We have a marvelously large vase hand painted with glorious chrysanthemums made from Rosenthal Company white ware bearing the green under glaze mark used from 1891 - 1906. Standing a full 10" tall, and resting on a base 2-5/8" in diameter, this cylindrically-shaped vase is beautifully decorated with an impressionistic array of pink and purple chrysanthemum flowers fading into a background of leaves and shadows. Gorgeous! Although painted by a very skilled artist, there is no artist's signature that we could find, other than the initials "H M N" or "H M H" written on the base -- and this could just as easily have been applied to indicate ownership as an artist's initials. The numbers "57/11" are also penciled on the base of this beautiful antique porcelain Rosenthal vase, and we cannot divine what this code refers to.
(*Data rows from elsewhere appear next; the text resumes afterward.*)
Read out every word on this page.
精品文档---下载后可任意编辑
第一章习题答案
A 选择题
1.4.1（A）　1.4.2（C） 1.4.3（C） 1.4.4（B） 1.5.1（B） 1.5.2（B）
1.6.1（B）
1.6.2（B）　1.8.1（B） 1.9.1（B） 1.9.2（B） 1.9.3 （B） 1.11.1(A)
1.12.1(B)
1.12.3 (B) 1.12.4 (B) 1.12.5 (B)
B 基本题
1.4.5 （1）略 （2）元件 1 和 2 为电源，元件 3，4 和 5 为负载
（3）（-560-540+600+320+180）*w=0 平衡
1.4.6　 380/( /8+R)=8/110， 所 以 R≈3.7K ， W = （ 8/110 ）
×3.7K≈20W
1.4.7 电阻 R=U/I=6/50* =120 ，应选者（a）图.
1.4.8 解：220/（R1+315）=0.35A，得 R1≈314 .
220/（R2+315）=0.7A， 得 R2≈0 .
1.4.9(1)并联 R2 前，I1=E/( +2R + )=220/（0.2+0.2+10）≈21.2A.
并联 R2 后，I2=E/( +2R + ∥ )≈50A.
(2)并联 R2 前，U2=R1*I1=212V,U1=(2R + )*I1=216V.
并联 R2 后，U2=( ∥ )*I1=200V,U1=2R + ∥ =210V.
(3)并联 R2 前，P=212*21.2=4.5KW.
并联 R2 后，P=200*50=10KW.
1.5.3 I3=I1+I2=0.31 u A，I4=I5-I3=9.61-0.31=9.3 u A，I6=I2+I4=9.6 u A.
This antique porcelain Rosenthal vase is in excellent condition, with no repairs, no cracks, no chips and only minimal wear to the gold rim. We will note that there are a couple of pin-head sized glaze pops in the interest of being totally rigorous in our description of condition. Please see our photographs, as they are an excellent indicator of the fine condition of this rare, Large Antique Porcelain Rosenthal Vase With Hand Painted Pink And Purple Chrysanthemums.
BRIEF HISTORY: Philipp Rosenthal (1855-1937) entered the decorative porcelain business in Germany in 1884 by purchasing white ware from the Hutschenreuther Company which he resold door to door after his wife hand-decorated it. In 1891, he established a factory in Asch, Bohemia and began production of his own white ware. From 1897 to 1934, Rosenthal built and acquired additional factories in Kronach, Selb, Waldenburg and other cities in Bavaria.
By 1934 the Rosenthal Company employed more than 5,000 people across 10 different companies. However, during the last half of 1934, the rising tide of the German Nationalist movement led to the family being stripped of any participation in the Rosenthal Company. Philipp Rosenthal was exiled in 1935, and died in 1937, after which his family emigrated abroad. The Rosenthal Company continued a somewhat limited production throughout World War II under the leadership of the Nazi Regime.
After fleeing Germany, Philip Rosenthal Jr. joined the Scottish Air Force and subsequently the French Foreign Legion. When World War II ended, Rosenthal returned to Germany and petitioned to reclaim the family's assets and what was left of its manufacturing concerns, finally achieving a measure of success in September of 1950. Upon his return as the head of the Company, Philip Jr. modernized out of date factories and re-established lost markets. Backed by his Board of Directors, Philip Jr. employed talented artists to design more streamlined and contemporary products, and to reassert Rosenthal's dominance in the world-wide market for European porcelains.